Picking up on our discussion of this claim:
The best Hitchcock film was directed by someone else. Charade would not be as good as it is if Hitchcock had not developed the genre it epitomises, but Hitchcock could never have created a film so meticulous, plausible, sensitive, light-footed and funny.
Everyone now seems to agree that "the best Hitchcock film" is, at best, quite a stretch, but what about the broader claim that a [blank] film/book/song might be the work of someone other than [blank]?
There are lots of examples where imitations were better than the original and where plagiarists, from Robin Williams to Shakespeare, put out work superior to what they were imitating, but that's not exactly what we're talking about here.
In this context, the term "Hitchcock film" effectively defines a subgenre (think North by Northwest—with the important caveat that not every film Hitchcock made qualifies as a Hitchcock film by that standard.
Saying someone defines a subgenre is a bit of a left-handed compliment. Obviously, you have to be successful and influential to get there, but that success and influence largely almost always exist within a larger genre. It also suggests that someone else could do it. While Charade is a silly example, it’s not that difficult to imagine someone else theoretically making a better Hitchcock film than Hitchcock. I don’t think you could talk about a Kubrick film in the same way. That said, it is worth noting that countless enormously talented filmmakers—in some cases, arguably more talented than Hitchcock himself—have tried their hands at the subgenre and, as far as I can tell, have all fallen short. François Truffaut, Roman Polanski, and Brian De Palma all come to mind.
What about in other media? An Agatha Christie mystery would certainly qualify as one of these personal-brand subgenres, and we could probably find someone to argue that Ngaio Marsh wrote better Christie books than Christie did (I’m not taking a position on this one, I'm just saying someone might) but it's a difficult point to argue. I would be more than willing to make the case that Dorothy L. Sayers wrote better novels, but here we get into one of the big problems with "better [blank] than [blank]" claims: if you improve too much on the original, at some point, it ceases to be a [blank] work. (Tellingly, if probably unintentionally, when Kenneth Branagh wanted to make Hercule Poirot more modern and three-dimensional, he did so by giving him the backstory of Lord Peter Wimsey.) Sleuth also comes to mind. It plays with the conventions of an Agatha Christie story but mainly to subvert them.
If you're good enough to have a subgenre named after you, usually you are good enough to outshine your imitators, but I finally came up with an exception—one so obvious I don't know why it took me so long to think of it. A writer whose very name is a widely used adjective, arguably one of the most influential writers of the 20th century, and yet someone who was routinely outdone at his own game.
H.P. Lovecraft wasn’t a very good writer. There were good, even sometimes great, elements in his stories, but the stories themselves never rose above mildly inept. I went back and reread some Lovecraft, starting with Dagon, and with the exception of a few passages, it took me back to my days teaching junior high English.
We won’t even get into the racism and anti-Semitism.
Lovecraft's writing often comes across as a crude first draft of what could be a very good piece of fiction in the proper hands, which may be why we saw an extraordinary group of talented writers picking up his ideas and running with them—even as he was still writing.

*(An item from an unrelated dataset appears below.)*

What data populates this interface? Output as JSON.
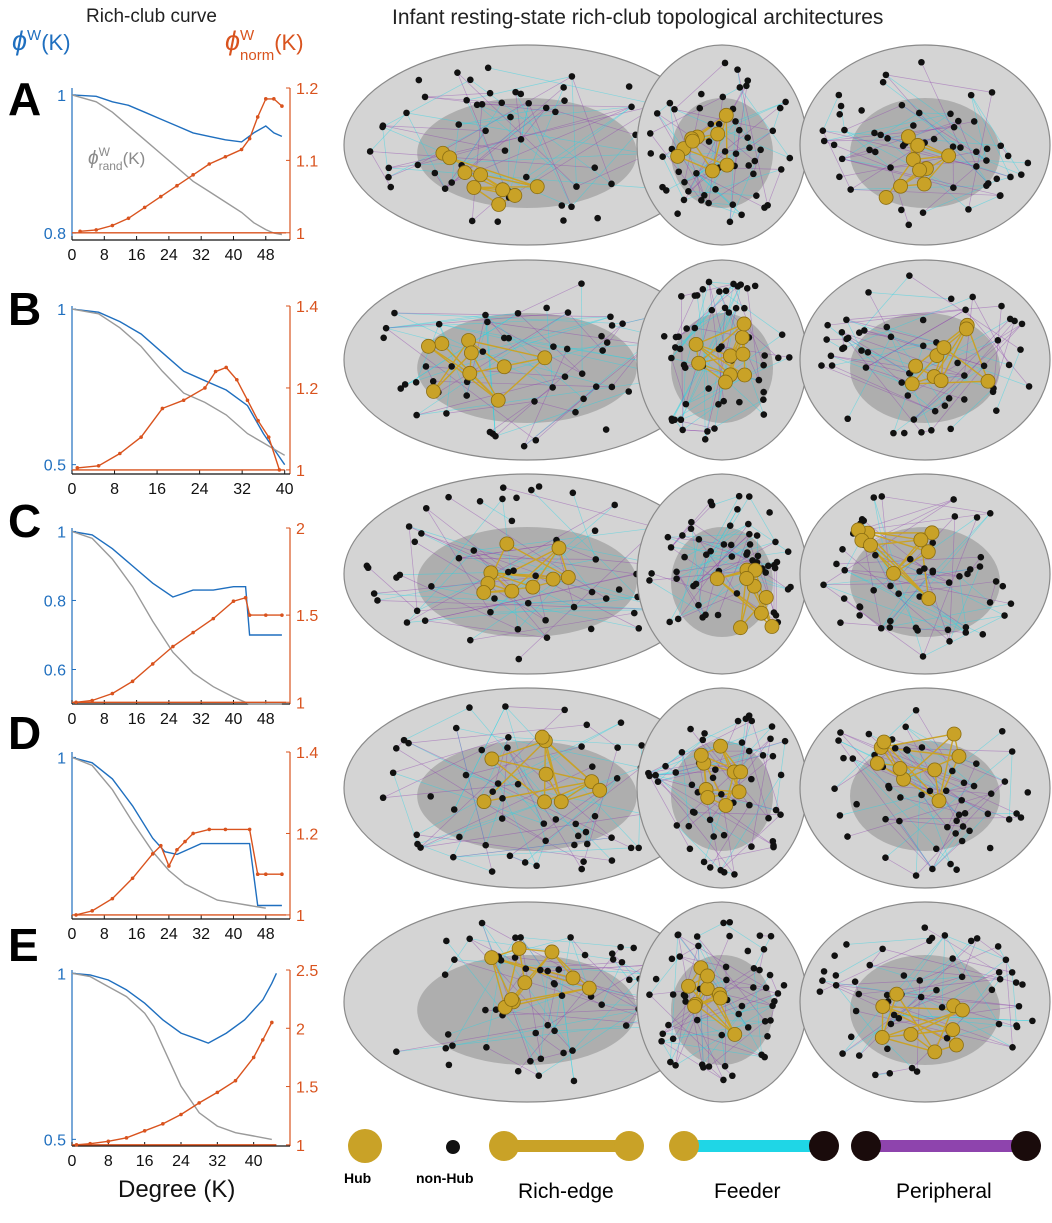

Although the Mythos was not formalized or acknowledged between them, Lovecraft did correspond, meet in person, and share story elements with other contemporary writers including Clark Ashton Smith, Robert E. Howard, Robert Bloch, Frank Belknap Long, Henry Kuttner, Henry S. Whitehead, and Fritz Leiber—a group referred to as the "Lovecraft Circle".[16][17][18]
Everyone named in that paragraph was a much better writer than H.P. Lovecraft, and it is because of them—and the others who followed—that his works are better remembered today than The Great God Pan or the stories of Lord Dunsany.
We recently saw the Stephen Soderbergh movie Unsane, which was a better version of a Hitchcock movie, in the same way that Richard Ford's novel The Sportswriter is a better version of a John Updike novel.
ReplyDeleteBenjamin Stevenson's mystery novel, Everyone in My Family Has Killed Someone, is a better version of an Agatha Christie mystery novel.
I think the point is that it's pretty much standard that one person will create the template, and be deservedly famous for it, and then later artists can improve on it.
Andrew
The key question is: can they improve upon the template without changing it so much that it becomes something new? I can't comment on Unsane, but for me, Soderbergh generally makes Soderbergh movies. I mean that in a good way—he brings something new and distinctive to them. I'd expect Unsane to be a Soderbergh take on Hitchcock territory.
DeleteIf you stay within the confines of the personal-brand subgenre, it is very difficult to rise above skillful and affectionate pastiche—something like what Max Allan Collins might write. (Actually, now that I think about it, Collins might write a better Mickey Spillane book than Mickey Spillane could.)